In educational circles this is called the “Pygmalion Effect” based on several studies where different sets of students were treated differently even though they all had the same test scores. One group was treated as if they were the top students capable of getting high scores because they were smart. The other group was told that they weren’t capable of attaining the higher standard and they were the average students, at best.
What happened? Students who were at the same level began scoring grades in reflection of how they were treated. Each set of students lived into what they were told with the students told they were at the top performing at the top and the students told they were average scoring very averages grades.
The picture painted of who they were determined who they became.
We function as a self-fulfilling prophecy of what we believe about ourselves. You want to change someone, speak to them who they are capable of being - paint the picture that who they can become is already inside of them - and it will shape how they see & what the believe about who they are resulting in congruent behaviors.

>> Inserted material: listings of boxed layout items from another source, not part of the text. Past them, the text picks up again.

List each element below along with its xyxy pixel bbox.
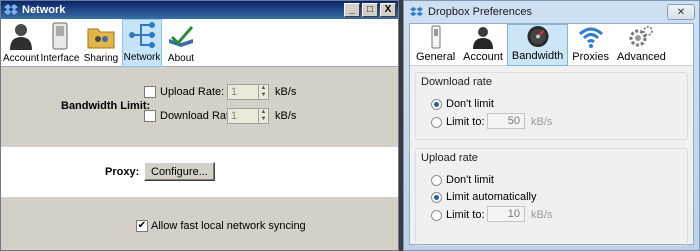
upload-limit-automatically-label: Limit automatically (446, 191, 537, 203)
tab-label: Account (2, 53, 40, 64)
close-button[interactable]: X (380, 3, 396, 17)
radio-dot (434, 102, 439, 107)
window-title: Network (22, 4, 66, 16)
sync-section: ✔ Allow fast local network syncing (1, 197, 398, 250)
download-dont-limit-radio[interactable] (431, 99, 442, 110)
tab-network[interactable]: Network (122, 19, 162, 67)
tab-sharing[interactable]: Sharing (81, 19, 121, 67)
tab-label: Account (463, 51, 503, 63)
configure-proxy-button[interactable]: Configure... (144, 162, 215, 181)
tab-label: Advanced (616, 51, 666, 63)
tab-about[interactable]: About (163, 19, 199, 67)
download-dont-limit-label: Don't limit (446, 98, 494, 110)
minimize-button[interactable]: _ (344, 3, 360, 17)
radio-dot (434, 195, 439, 200)
maximize-button[interactable]: □ (362, 3, 378, 17)
spin-up-icon[interactable]: ▲ (259, 85, 268, 92)
upload-limit-to-radio[interactable] (431, 210, 442, 221)
spin-down-icon[interactable]: ▼ (259, 92, 268, 99)
fast-local-sync-checkbox[interactable]: ✔ (136, 220, 148, 232)
checkmark-icon: ✔ (137, 220, 147, 231)
person-icon (473, 27, 494, 49)
tab-account[interactable]: Account (3, 19, 39, 67)
tab-account[interactable]: Account (459, 24, 507, 66)
network-settings-panel: Bandwidth Limit: Upload Rate: 1 ▲ ▼ kB/s … (1, 68, 398, 250)
proxy-label: Proxy: (105, 166, 140, 178)
close-button[interactable]: ✕ (667, 4, 695, 20)
download-rate-checkbox[interactable] (144, 110, 156, 122)
upload-limit-automatically-radio[interactable] (431, 192, 442, 203)
upload-dont-limit-radio[interactable] (431, 175, 442, 186)
toggle-switch-icon (52, 22, 68, 50)
tab-label: Network (123, 52, 161, 63)
tab-label: Interface (40, 53, 80, 64)
download-rate-value: 1 (231, 110, 238, 122)
upload-rate-title: Upload rate (421, 152, 478, 164)
preferences-toolbar: Account Interface Sharing Network About (1, 19, 398, 67)
tab-label: About (167, 53, 195, 64)
network-icon (129, 22, 155, 48)
spin-down-icon[interactable]: ▼ (259, 116, 268, 123)
tab-label: Proxies (572, 51, 609, 63)
preferences-toolbar: General Account Bandwidth Proxies Advanc… (410, 24, 693, 66)
download-limit-input[interactable]: 50 (487, 113, 525, 129)
bandwidth-section: Bandwidth Limit: Upload Rate: 1 ▲ ▼ kB/s … (1, 68, 398, 147)
gears-icon (629, 26, 654, 47)
download-rate-title: Download rate (421, 76, 492, 88)
fast-local-sync-label: Allow fast local network syncing (151, 220, 306, 232)
upload-limit-to-label: Limit to: (446, 209, 485, 221)
download-limit-to-radio[interactable] (431, 117, 442, 128)
network-preferences-window: Network _ □ X Account Interface Sharing … (0, 0, 399, 251)
upload-limit-unit: kB/s (531, 209, 553, 221)
upload-rate-unit: kB/s (275, 86, 297, 98)
proxy-section: Proxy: Configure... (1, 147, 398, 197)
spin-up-icon[interactable]: ▲ (259, 109, 268, 116)
window-title: Dropbox Preferences (428, 6, 532, 18)
tab-general[interactable]: General (412, 24, 459, 66)
app-logo-icon (4, 4, 18, 15)
tab-label: Bandwidth (511, 50, 564, 62)
preferences-body: General Account Bandwidth Proxies Advanc… (409, 23, 694, 246)
switch-icon (431, 25, 441, 49)
download-rate-unit: kB/s (275, 110, 297, 122)
dropbox-preferences-window: Dropbox Preferences ✕ General Account Ba… (403, 0, 700, 251)
upload-rate-checkbox[interactable] (144, 86, 156, 98)
shared-folder-icon (87, 28, 115, 49)
tab-advanced[interactable]: Advanced (613, 24, 670, 66)
tab-label: General (416, 51, 456, 63)
about-icon (169, 26, 194, 47)
upload-rate-value: 1 (231, 86, 238, 98)
tab-bandwidth[interactable]: Bandwidth (506, 24, 569, 66)
upload-limit-input[interactable]: 10 (487, 206, 525, 222)
tab-interface[interactable]: Interface (40, 19, 80, 67)
download-rate-stepper[interactable]: 1 ▲ ▼ (227, 108, 269, 124)
download-limit-unit: kB/s (531, 116, 553, 128)
wifi-icon (578, 27, 603, 48)
bandwidth-limit-label: Bandwidth Limit: (61, 100, 151, 112)
tab-label: Sharing (83, 53, 119, 64)
dropbox-logo-icon (410, 6, 423, 17)
upload-rate-label: Upload Rate: (160, 86, 225, 98)
tab-proxies[interactable]: Proxies (568, 24, 613, 66)
person-icon (10, 24, 32, 50)
upload-dont-limit-label: Don't limit (446, 174, 494, 186)
speedometer-icon (527, 25, 549, 48)
download-limit-to-label: Limit to: (446, 116, 485, 128)
title-bar: Dropbox Preferences ✕ (404, 1, 699, 23)
title-bar: Network _ □ X (1, 1, 398, 19)
upload-rate-stepper[interactable]: 1 ▲ ▼ (227, 84, 269, 100)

This might be best described by Antoine de Saint Euxpery:
“If you want to build a ship, don’t drum up the men to gather wood, divide the work, and give orders. Instead, teach them to long for the immensity of the sea.”
Cast the vision for who they are.
Affirm the way of being that ought to be.
Create the destination for what is possible.
And you can be sure that they will sail into those beautiful waters.
A Last Word For Your Role in the Process
The only person you have control over is yourself. You are not responsible for their behavior and the only person you can actually change is you. So if you wait for them to change and only critique them in the meantime…it will never happen. But if you take the first step, if you do the hard thing and treat them for what you know they can be, it just might create a fertile soil to give them space to begin leaning into their own new future. You become a beacon by your willingness to act differently and, in empowering them, it creates a hope that inspires that new direction as opposed to condemning the current one.
Changing another person begins with you creating the new normal like a woman getting close enough to the tiger to pluck a whisker.
It is the slow, patient process of creating a new environment that facilitates a new future - and wherever you want them to go...it will begin with you.
If you remind someone what they aren’t, that will be the only lens through which they see themselves.
If you remind them what they are, it begins pulling them into that future which is now possible.